The shrimp tend to come and go in cycles, he said. There hasn’t been a serious problem in 10 years, but a resurgence in the past two years is sounding alarms.
Farmers used Carbaryl for 50 years to control outbreaks, but it’s been phased out. Imidacloprid is in testing now and shows promise for controlling burrowing shrimp. Taylor’s hoping to have permits in place to use the product by spring.
Zostera Japonica, a variety of eelgrass, also gives Willapa Bay shellfish farmers concerns.
The plant takes over the shellfish beds, they argue, making them unusable for farming. Wildlife advocates say the plant provides food for migrating ducks and coverage for young salmon.
The Department of Ecology issued permits to use Imazamox in 2014.
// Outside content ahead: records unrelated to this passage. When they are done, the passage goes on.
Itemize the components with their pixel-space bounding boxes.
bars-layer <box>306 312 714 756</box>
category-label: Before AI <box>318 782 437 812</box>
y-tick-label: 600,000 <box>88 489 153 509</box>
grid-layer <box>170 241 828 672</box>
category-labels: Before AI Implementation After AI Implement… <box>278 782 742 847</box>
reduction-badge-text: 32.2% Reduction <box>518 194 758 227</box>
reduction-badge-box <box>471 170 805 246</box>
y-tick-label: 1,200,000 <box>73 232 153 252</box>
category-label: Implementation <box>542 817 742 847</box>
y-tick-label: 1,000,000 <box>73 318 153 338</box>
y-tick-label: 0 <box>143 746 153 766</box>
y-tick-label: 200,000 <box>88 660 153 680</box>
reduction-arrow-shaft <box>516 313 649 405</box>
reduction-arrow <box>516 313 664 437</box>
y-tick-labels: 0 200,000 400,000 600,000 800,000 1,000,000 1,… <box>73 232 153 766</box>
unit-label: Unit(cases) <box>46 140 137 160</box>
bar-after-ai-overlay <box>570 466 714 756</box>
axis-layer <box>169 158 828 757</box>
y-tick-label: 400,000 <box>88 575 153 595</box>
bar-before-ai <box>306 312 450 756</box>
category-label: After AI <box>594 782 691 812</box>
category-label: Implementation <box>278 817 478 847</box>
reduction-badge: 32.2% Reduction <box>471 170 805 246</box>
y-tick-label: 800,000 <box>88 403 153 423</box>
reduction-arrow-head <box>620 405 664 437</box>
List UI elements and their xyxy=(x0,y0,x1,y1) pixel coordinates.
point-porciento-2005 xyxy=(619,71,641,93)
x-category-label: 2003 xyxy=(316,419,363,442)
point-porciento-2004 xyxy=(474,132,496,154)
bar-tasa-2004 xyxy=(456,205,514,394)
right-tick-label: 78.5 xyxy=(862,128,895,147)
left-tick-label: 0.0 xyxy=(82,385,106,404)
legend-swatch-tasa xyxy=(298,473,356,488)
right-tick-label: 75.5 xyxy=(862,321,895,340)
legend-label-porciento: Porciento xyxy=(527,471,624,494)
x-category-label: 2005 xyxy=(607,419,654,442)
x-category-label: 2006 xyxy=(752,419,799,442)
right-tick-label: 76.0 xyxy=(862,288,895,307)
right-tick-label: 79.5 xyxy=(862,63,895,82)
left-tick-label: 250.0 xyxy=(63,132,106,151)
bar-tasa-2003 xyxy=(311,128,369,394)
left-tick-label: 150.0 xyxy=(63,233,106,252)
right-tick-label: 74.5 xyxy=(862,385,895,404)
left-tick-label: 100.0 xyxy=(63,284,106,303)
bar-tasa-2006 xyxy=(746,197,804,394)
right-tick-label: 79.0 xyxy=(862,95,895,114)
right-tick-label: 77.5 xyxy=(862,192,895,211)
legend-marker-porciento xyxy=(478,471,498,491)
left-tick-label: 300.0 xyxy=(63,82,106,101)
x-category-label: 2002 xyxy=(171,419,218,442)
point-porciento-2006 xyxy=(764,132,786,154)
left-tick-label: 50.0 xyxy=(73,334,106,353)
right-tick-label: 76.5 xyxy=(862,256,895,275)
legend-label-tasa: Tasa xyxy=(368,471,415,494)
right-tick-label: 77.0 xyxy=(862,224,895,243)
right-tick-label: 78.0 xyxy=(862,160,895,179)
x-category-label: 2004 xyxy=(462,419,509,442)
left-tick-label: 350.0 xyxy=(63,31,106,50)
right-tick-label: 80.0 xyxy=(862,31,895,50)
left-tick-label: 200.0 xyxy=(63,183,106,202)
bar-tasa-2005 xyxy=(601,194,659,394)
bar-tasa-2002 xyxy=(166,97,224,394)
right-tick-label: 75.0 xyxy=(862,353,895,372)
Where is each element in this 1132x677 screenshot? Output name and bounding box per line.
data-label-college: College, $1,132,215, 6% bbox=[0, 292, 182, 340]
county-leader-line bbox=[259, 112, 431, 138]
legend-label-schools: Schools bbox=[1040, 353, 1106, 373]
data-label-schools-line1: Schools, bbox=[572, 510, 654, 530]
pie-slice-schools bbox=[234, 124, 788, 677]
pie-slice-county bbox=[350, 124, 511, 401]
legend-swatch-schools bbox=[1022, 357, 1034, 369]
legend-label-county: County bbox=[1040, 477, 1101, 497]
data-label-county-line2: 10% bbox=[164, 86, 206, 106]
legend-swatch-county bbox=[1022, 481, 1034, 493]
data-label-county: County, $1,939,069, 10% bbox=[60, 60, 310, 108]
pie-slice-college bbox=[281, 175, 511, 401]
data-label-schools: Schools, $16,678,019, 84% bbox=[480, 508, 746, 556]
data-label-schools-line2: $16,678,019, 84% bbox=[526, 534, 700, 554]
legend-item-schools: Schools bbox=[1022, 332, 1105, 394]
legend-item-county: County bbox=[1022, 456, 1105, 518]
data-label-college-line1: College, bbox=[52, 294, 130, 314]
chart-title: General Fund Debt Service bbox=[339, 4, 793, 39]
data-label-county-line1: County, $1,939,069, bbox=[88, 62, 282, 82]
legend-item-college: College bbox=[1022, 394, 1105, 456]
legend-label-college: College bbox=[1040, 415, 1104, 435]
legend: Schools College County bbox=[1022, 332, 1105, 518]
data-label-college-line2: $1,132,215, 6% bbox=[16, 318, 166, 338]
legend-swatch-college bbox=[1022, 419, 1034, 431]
“We were able to control the japonica this year,” Taylor said. “We were able to get a permit to use a chemical called Imazamox, and we were able to control it on a larger scale than had been controlled before. It was very successful. It impacted only the areas that had been treated. We were very impressed with it.”
Taylor recently invested in machinery to make digging clams more efficient. The company modified machines used in Europe to harvest tulip bulbs. They creep along the tide flats raking up the clams, shaking the sand off them and sending them out the back.
It can do the work of five or six people in half the time, Stamp said.
The company just started modifying the machines in 2014. Stamp has had them digging clams since the spring.
He’s pleased with their performance so far. There was a learning curve at the beginning, such as not overlapping tracks to avoid getting stuck.
Stamp would like to add a conveyor to the back of the machine to further speed bagging clams.
The mechanical digger won’t work in all areas though. It’s made for open flats. Some places are too soft or full of oyster shells and still require hand digging, Stamp said.
The machines also didn’t cost any jobs, he said. That was one of his concerns. He was able to shift many of the diggers to other jobs in the company.
“A lot of the guys who were digging clams are now working on oysters,” he said.
Taylor said there’s been an uptick in shellfish production, particularly oysters. Demand is strong not just for shucked oysters, the primary product coming out of Willapa Bay, but for oysters sold for the half-shell markets.
“In general, we’ve definitely got our challenges, but markets are strong, there’s additional markets that we have access to, and … I’m optimistic that we’re going to find solutions to those challenges and have market share for the products we farm.”